In my opinion, a cracked receiver is an indication of a manufacturing defect, either design or materials, at any round count. In order to crack, the receiver must flex repeatedly beyond it's plastic limits. It should not. The Sportsman 58s would develop cracks at high round counts and/or heavy loads, likewise the LW20 1100s (or so I was told by Wayne Leek, though I have never personally seen one of those). Remington redesigned both of those receivers to eliminate the problem(s).

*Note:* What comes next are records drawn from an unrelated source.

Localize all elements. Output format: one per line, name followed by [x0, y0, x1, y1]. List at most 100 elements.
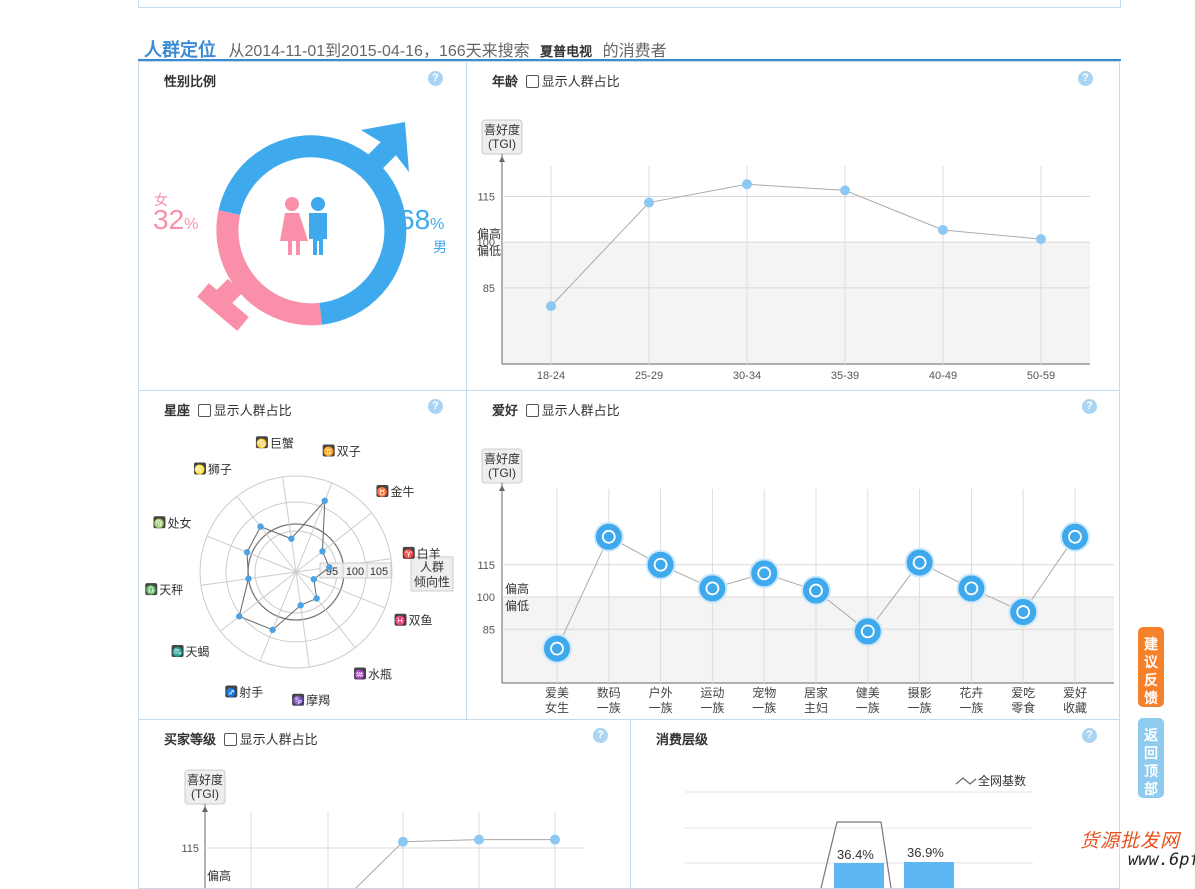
legend-line-icon [955, 777, 977, 785]
radar-series-line [238, 499, 330, 631]
constellation-radar-chart: 95 100 105 人群倾向性♈ 白羊♓ 双鱼♒ 水瓶♑ 摩羯♐ 射手♏ 天蝎♎ 天秤♍ 处女♌ 狮子… [145, 435, 454, 708]
y-tick-label: 115 [181, 843, 199, 855]
zodiac-glyph: ♉ [377, 486, 388, 497]
x-tick-label: 宠物 [752, 685, 776, 700]
age-data-point [546, 301, 556, 312]
zodiac-name: 水瓶 [368, 667, 392, 681]
x-tick-label: 40-49 [929, 370, 957, 382]
x-tick-label: 女生 [545, 700, 569, 715]
zodiac-label: ♈ 白羊 [402, 546, 441, 561]
section-suffix: 的消费者 [602, 43, 667, 60]
x-tick-label: 18-24 [537, 370, 565, 382]
section-heading: 人群定位 [144, 40, 216, 60]
male-label: 男 [433, 239, 447, 255]
buyer-level-panel: 买家等级 显示人群占比 ? 喜好度 (TGI) 115 偏高 [138, 719, 631, 889]
female-ring [216, 210, 322, 326]
x-tick-label: 50-59 [1027, 370, 1055, 382]
consumption-panel: 消费层级 ? 全网基数 36.4% 36.9% [630, 719, 1120, 889]
date-range-text: 从2014-11-01到2015-04-16，166天来搜索 [228, 43, 530, 60]
x-tick-label: 35-39 [831, 370, 859, 382]
zodiac-label: ♓ 双鱼 [394, 613, 433, 628]
zodiac-glyph: ♍ [154, 517, 165, 528]
zodiac-label: ♍ 处女 [153, 515, 191, 530]
feedback-label: 建议反馈 [1144, 636, 1158, 706]
consumption-chart [685, 777, 1033, 888]
buyer-data-point [474, 834, 484, 845]
zodiac-label: ♊ 双子 [322, 444, 361, 458]
low-label: 偏低 [505, 598, 529, 613]
age-data-point [840, 185, 850, 196]
zodiac-name: 处女 [167, 515, 191, 530]
y-tick-label: 115 [477, 191, 495, 203]
zodiac-name: 天秤 [159, 583, 183, 597]
x-tick-label: 摄影 [908, 685, 932, 700]
tgi-label: (TGI) [488, 137, 516, 151]
radar-data-point [257, 523, 264, 530]
zodiac-label: ♋ 巨蟹 [255, 435, 294, 450]
radar-spoke [259, 571, 297, 662]
zodiac-glyph: ♒ [354, 668, 365, 679]
male-percentage: 68% [399, 204, 444, 236]
male-figure-icon [309, 197, 327, 255]
x-tick-label: 30-34 [733, 370, 761, 382]
zodiac-name: 射手 [239, 685, 263, 700]
radar-axis-label: 人群 [420, 560, 444, 574]
zodiac-name: 摩羯 [306, 693, 330, 708]
bar-label: 36.9% [907, 845, 944, 860]
buyer-series-line [355, 839, 555, 888]
x-tick-label: 一族 [908, 701, 932, 715]
radar-ring-label: 105 [370, 566, 388, 578]
x-tick-label: 主妇 [804, 701, 828, 715]
x-tick-label: 户外 [649, 685, 673, 700]
radar-data-point [297, 602, 304, 609]
y-tick-label: 115 [477, 560, 495, 572]
back-to-top-button[interactable]: 返回顶部 [1138, 718, 1164, 798]
age-panel: 年龄 显示人群占比 ? 喜好度 (TGI) 85 100 115 偏高 偏低 18-24 25-… [466, 61, 1120, 391]
x-tick-label: 一族 [959, 701, 983, 715]
radar-data-point [269, 626, 276, 634]
zodiac-name: 白羊 [417, 546, 441, 561]
x-tick-label: 一族 [597, 701, 621, 715]
hobby-chart: 喜好度(TGI)85100115偏高偏低爱美女生数码一族户外一族运动一族宠物一族… [477, 448, 1114, 715]
zodiac-glyph: ♈ [403, 548, 414, 559]
zodiac-label: ♑ 摩羯 [292, 693, 330, 708]
male-value: 68 [399, 204, 431, 235]
tgi-label: 喜好度 [187, 772, 223, 787]
radar-data-point [288, 535, 295, 542]
radar-axis-label: 倾向性 [414, 574, 450, 589]
radar-data-point [319, 548, 326, 555]
buyer-level-chart: 喜好度(TGI) 115 偏高 [181, 769, 585, 888]
x-tick-label: 一族 [649, 701, 673, 715]
radar-data-point [310, 575, 318, 583]
zodiac-glyph: ♌ [194, 464, 205, 475]
previous-panel-frame [138, 0, 1121, 8]
zodiac-glyph: ♎ [146, 584, 157, 595]
gender-panel: 性别比例 ? 女 32% 68% 男 [138, 61, 467, 391]
y-tick-label: 85 [483, 283, 495, 295]
zodiac-name: 金牛 [390, 484, 414, 499]
consumption-legend: 全网基数 [978, 774, 1027, 788]
tgi-label: (TGI) [488, 466, 516, 480]
x-tick-label: 数码 [597, 685, 621, 700]
zodiac-label: ♐ 射手 [225, 685, 263, 700]
consumption-bar [834, 863, 884, 888]
search-keyword: 夏普电视 [540, 44, 593, 59]
high-label: 偏高 [505, 581, 529, 596]
x-tick-label: 爱美 [545, 686, 569, 700]
tgi-label: 喜好度 [484, 122, 520, 137]
flower-icon [956, 573, 987, 604]
x-tick-label: 健美 [856, 686, 880, 700]
age-data-point [644, 197, 654, 208]
x-tick-label: 收藏 [1063, 701, 1087, 715]
high-label: 偏高 [207, 868, 231, 883]
zodiac-label: ♏ 天蝎 [171, 645, 210, 659]
age-data-point [938, 224, 948, 235]
hobby-panel: 爱好 显示人群占比 ? 喜好度 (TGI) 85 100 115 偏高 偏低 爱美 女生 数码 一族… [466, 390, 1120, 720]
female-figure-icon [280, 197, 308, 255]
radar-data-point [243, 549, 251, 556]
zodiac-name: 狮子 [208, 463, 232, 477]
zodiac-label: ♒ 水瓶 [354, 667, 392, 681]
radar-data-point [321, 497, 328, 504]
feedback-button[interactable]: 建议反馈 [1138, 627, 1164, 707]
radar-spoke [206, 535, 297, 573]
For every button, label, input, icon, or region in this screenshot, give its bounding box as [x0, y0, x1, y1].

Everyone knows the MIM extractors are frowned upon. The reasons for this are that they can break, and the reason for that is that the MIM process is much more sensitive to control conditions and is therefore much more likely to produce "bad" parts than forging, but there is no economical non-destructive way to test the finished parts to separate the good from the bad. MIM doesn't produce a lot of bad parts, just several times more than forgings. No good way to test the forgings either, but in that case the process is much less likely to produce a bad part. A good MIM part should work every bit as well as a forging - if properly designed for the application, etc. There can also be problems with parts produced by forgings; material fluctuation, temperature fluctuations, etc.
In the case of 870s, if it was a design defect, they would all fail at around a certain round count. Particularly target guns where the loads are similar. They don't. So I believe the differences are caused by variations in the material or manufacturing process. And while these do lower the failure point, even the "bad" ones seem to be good for 100,000 rounds plus.
I have broken a forged extractor on an 1100, and they are the same as an 870 extractor - only one - in over 50 years and hundreds of thousands of rounds, but they must have been being pushed by the semiauto design, because Remington made them larger when they introduced the 11-87.
I have seen one cracked receiver on an 870 where the receiver was actually worn a little thinner in the area of the action bars, at reportedly over 300,000 rounds, and the crack was in the same area. I have seen another one at the top front of the ejection port at a reported 150,000 round count. I would say the second one had some type of material or manufacturing process defect that occurred during manufacture.